“All th' same, youse've got to wear 'em at these swell feeds,” said Candy Phil. “They'd give youse th' gate if you don't. An' as for not bein' dimmycratic”—Candy Phil had his jocose side—“they make it so you can't tell th' high-guys from th' waiters, an' if that ain't dimmycratic what is? Th' only thing I know ag'inst 'em is that youse can't go to th' floor wit' a guy in 'em. You've got to cut out th' scrappin', an' live up to the suit, see?” The Grabber strolled in, careless and smiling. Louie fastened him with eyes of dark suspicion, while Maxie Hahn, the' Lobster Kid and Candy Phil began pushing their chairs out of the line of possible fire. For they knew of those monetary differences.

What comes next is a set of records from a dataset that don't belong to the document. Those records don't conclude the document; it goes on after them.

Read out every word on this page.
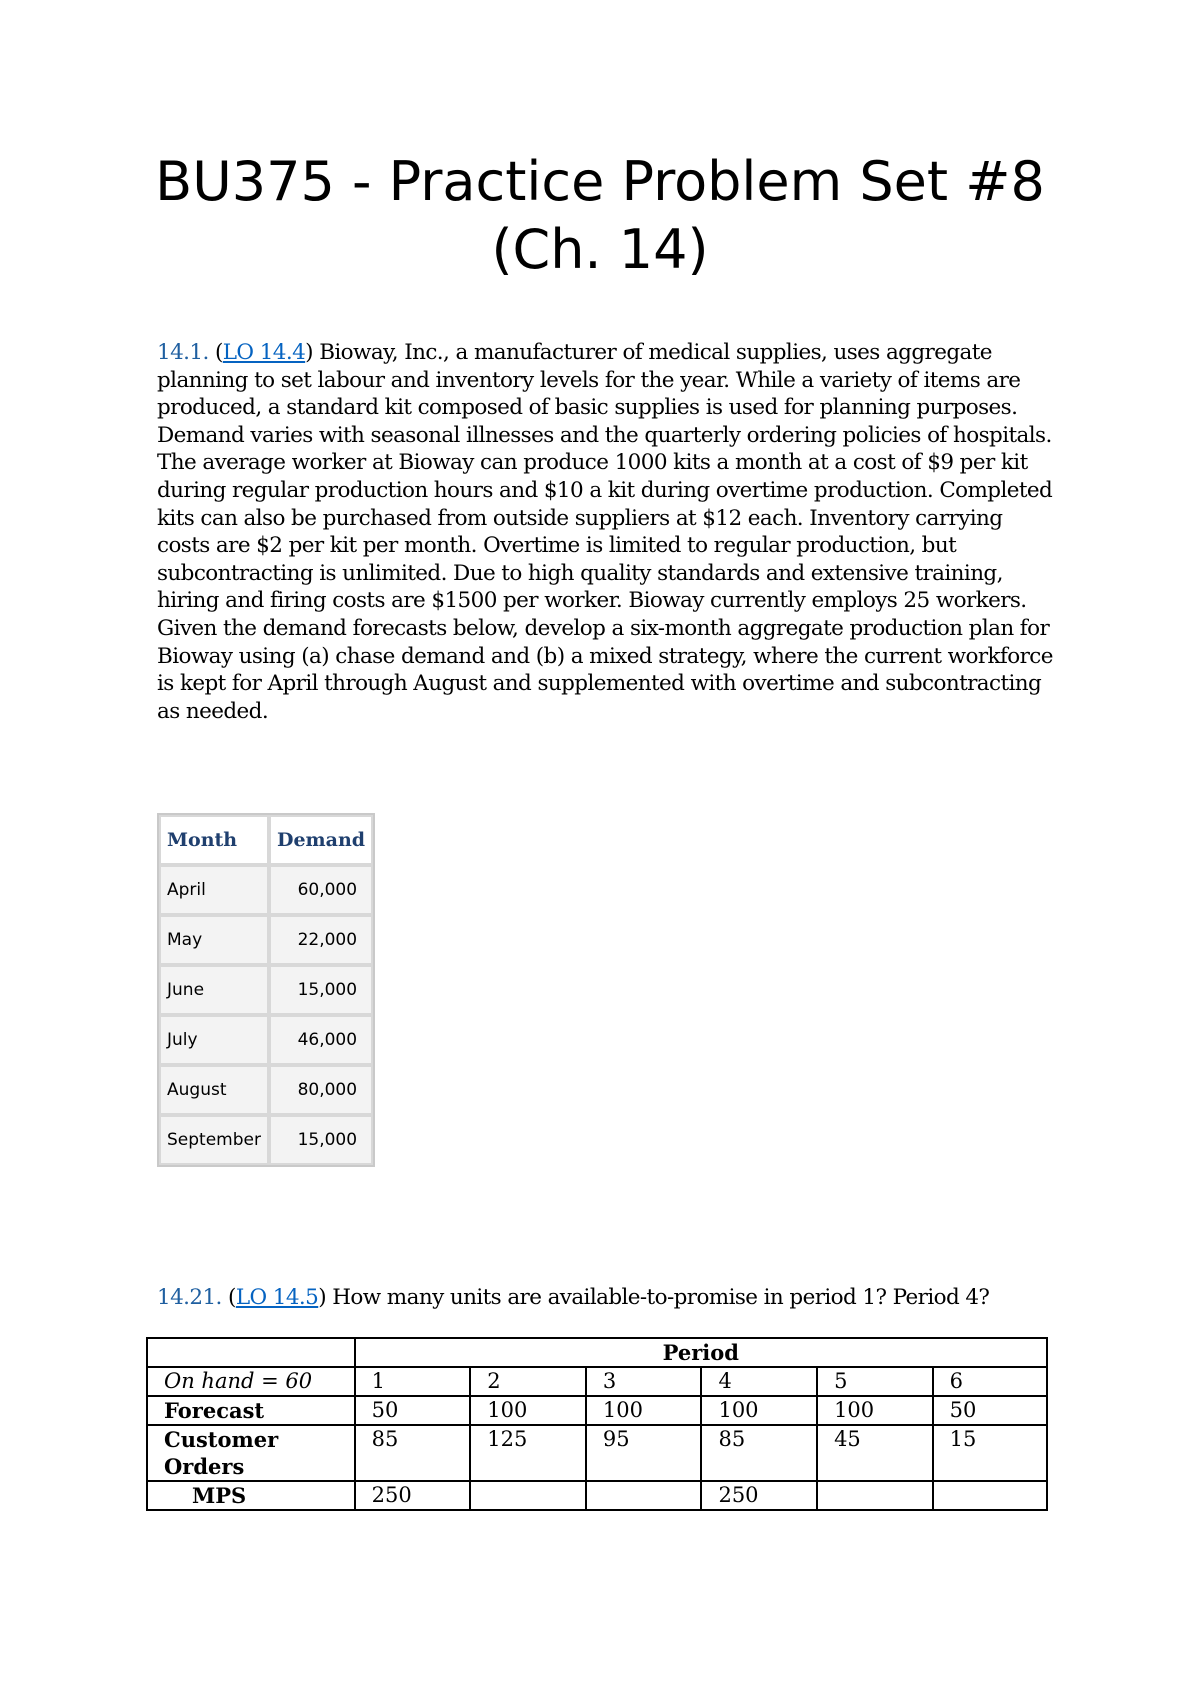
BU375 - Practice Problem Set #8
(Ch. 14)
14.1. (LO 14.4) Bioway, Inc., a manufacturer of medical supplies, uses aggregate planning to set labour and inventory levels for the year. While a variety of items are produced, a standard kit composed of basic supplies is used for planning purposes. Demand varies with seasonal illnesses and the quarterly ordering policies of hospitals. The average worker at Bioway can produce 1000 kits a month at a cost of $9 per kit during regular production hours and $10 a kit during overtime production. Completed kits can also be purchased from outside suppliers at $12 each. Inventory carrying costs are $2 per kit per month. Overtime is limited to regular production, but subcontracting is unlimited. Due to high quality standards and extensive training, hiring and firing costs are $1500 per worker. Bioway currently employs 25 workers. Given the demand forecasts below, develop a six-month aggregate production plan for Bioway using (a) chase demand and (b) a mixed strategy, where the current workforce is kept for April through August and supplemented with overtime and subcontracting as needed.
Month	Demand
April	60,000
May	22,000
June	15,000
July	46,000
August	80,000
September	15,000
14.21. (LO 14.5) How many units are available-to-promise in period 1? Period 4?
	Period					
On hand = 60	1	2	3	4	5	6
Forecast	50	100	100	100	100	50
Customer Orders	85	125	95	85	45	15
MPS	250			250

“Not a chance, sports,” remarked the Grabber, reassuringly. “No one's goin' to start anything. Let's take a drink,” and the Grabber beat upon the table as a sign of thirst. “I ain't after no one here.”

“Be youse alludin' to me, Grabber?” asked Louie, with a frown like a great cloud. “I don't like them cracks about startin' somethin'.”

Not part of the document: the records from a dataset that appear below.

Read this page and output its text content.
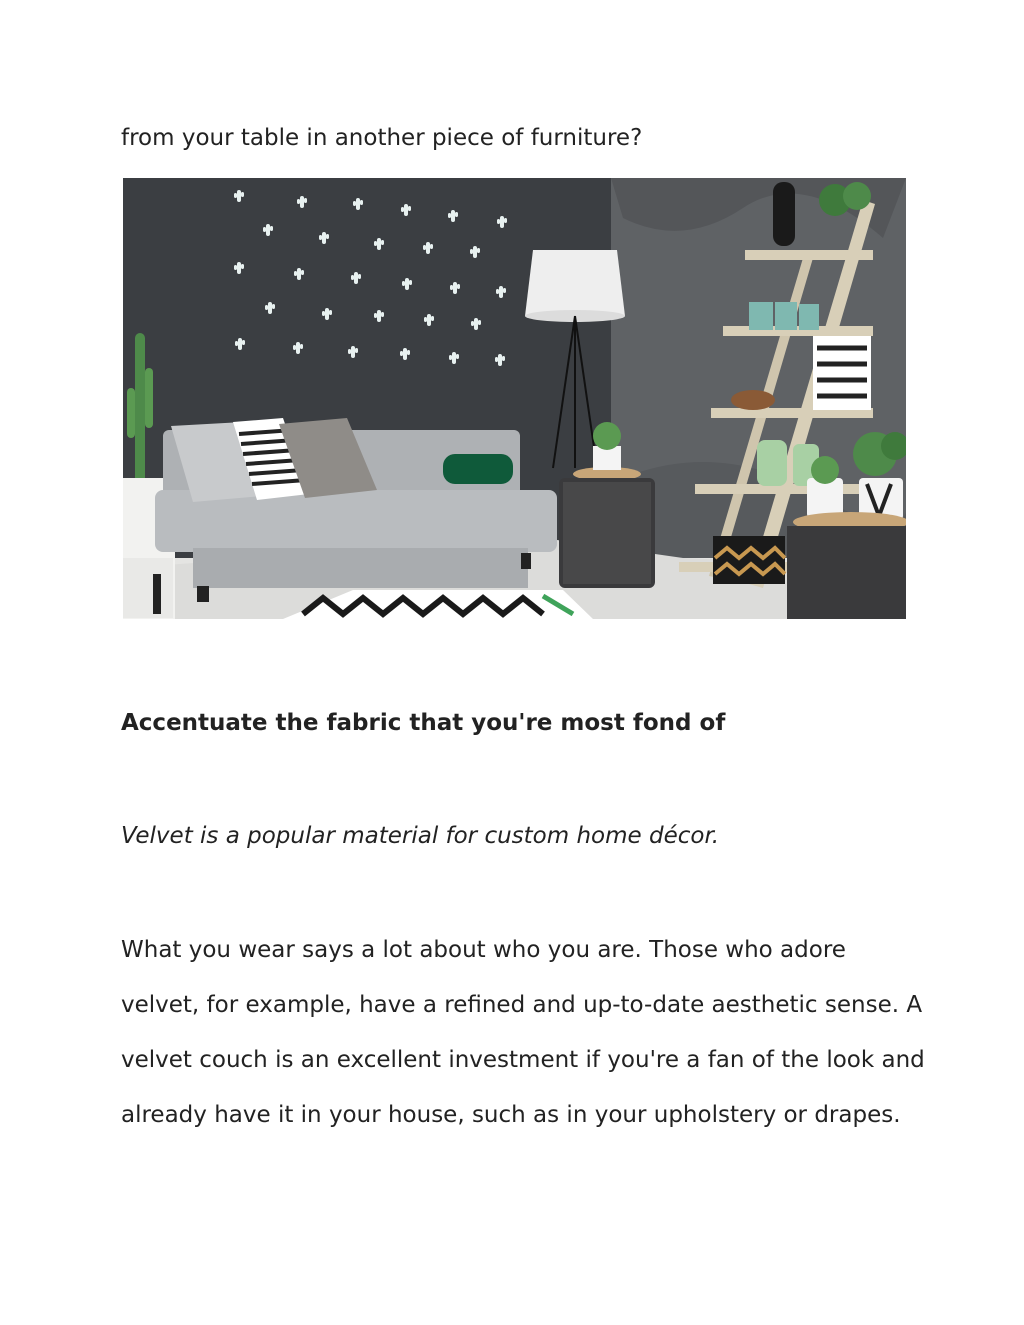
from your table in another piece of furniture?
Accentuate the fabric that you're most fond of
Velvet is a popular material for custom home décor.
What you wear says a lot about who you are. Those who adore
velvet, for example, have a refined and up-to-date aesthetic sense. A
velvet couch is an excellent investment if you're a fan of the look and
already have it in your house, such as in your upholstery or drapes.
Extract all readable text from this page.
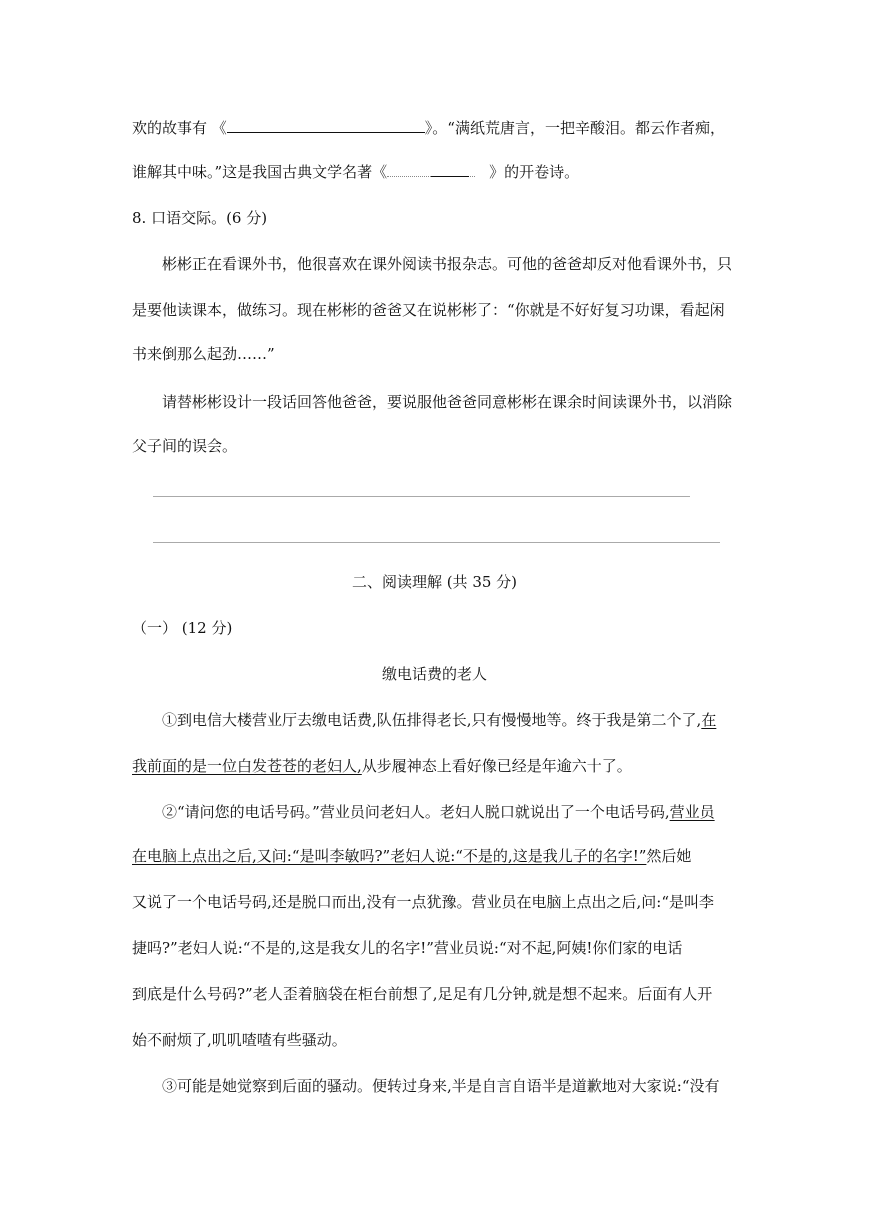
欢的故事有 《	》。“满纸荒唐言，一把辛酸泪。都云作者痴，
谁解其中味。”这是我国古典文学名著《	》的开卷诗。
8. 口语交际。(6 分)
彬彬正在看课外书，他很喜欢在课外阅读书报杂志。可他的爸爸却反对他看课外书，只
是要他读课本，做练习。现在彬彬的爸爸又在说彬彬了：“你就是不好好复习功课，看起闲
书来倒那么起劲……”
请替彬彬设计一段话回答他爸爸，要说服他爸爸同意彬彬在课余时间读课外书，以消除
父子间的误会。
二、阅读理解 (共 35 分)
（一） (12 分)
缴电话费的老人
①到电信大楼营业厅去缴电话费,队伍排得老长,只有慢慢地等。终于我是第二个了,在
我前面的是一位白发苍苍的老妇人,从步履神态上看好像已经是年逾六十了。
②“请问您的电话号码。”营业员问老妇人。老妇人脱口就说出了一个电话号码,营业员
在电脑上点出之后,又问:“是叫李敏吗?”老妇人说:“不是的,这是我儿子的名字!”然后她
又说了一个电话号码,还是脱口而出,没有一点犹豫。营业员在电脑上点出之后,问:“是叫李
捷吗?”老妇人说:“不是的,这是我女儿的名字!”营业员说:“对不起,阿姨!你们家的电话
到底是什么号码?”老人歪着脑袋在柜台前想了,足足有几分钟,就是想不起来。后面有人开
始不耐烦了,叽叽喳喳有些骚动。
③可能是她觉察到后面的骚动。便转过身来,半是自言自语半是道歉地对大家说:“没有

“Keep your shoit on,” expostulated the Grabber, clinking down the change for the round of beers; “keep your shoit on, Louie. I ain't alludin' at nobody nor nothin', least of all at youse. Besides, I just gets a message for you—only you don't seem in no humor to receive it.”

“Who's it from?” asked Louie.

“It's Laura”—Laura was the opulent blonde—“Mollie Squint an' Pretty Agnes runs up on her about an hour ago at Twelfth Street an' Second Avenoo, an' Mollie bounces a brick off her coco. A copper comes along an' chases Mollie an' Pretty Agnes. I gets there as they're carry in' Laura into that Dago's joint be th' corner. Laura asks me if I sees youse to tell w'at's happened her; that's all.”

“Was Mollie and Agnes sloughed in?” asked Louie, whose practical mind went first to his breadwinners.

“No, they faded into th' next street. Th' cop don't want to pinch 'em anyway.”

“About Laura; was she hoited much?”

“Ten stiches, an' a week in Roosevelt Hospital; that's the best she can get.”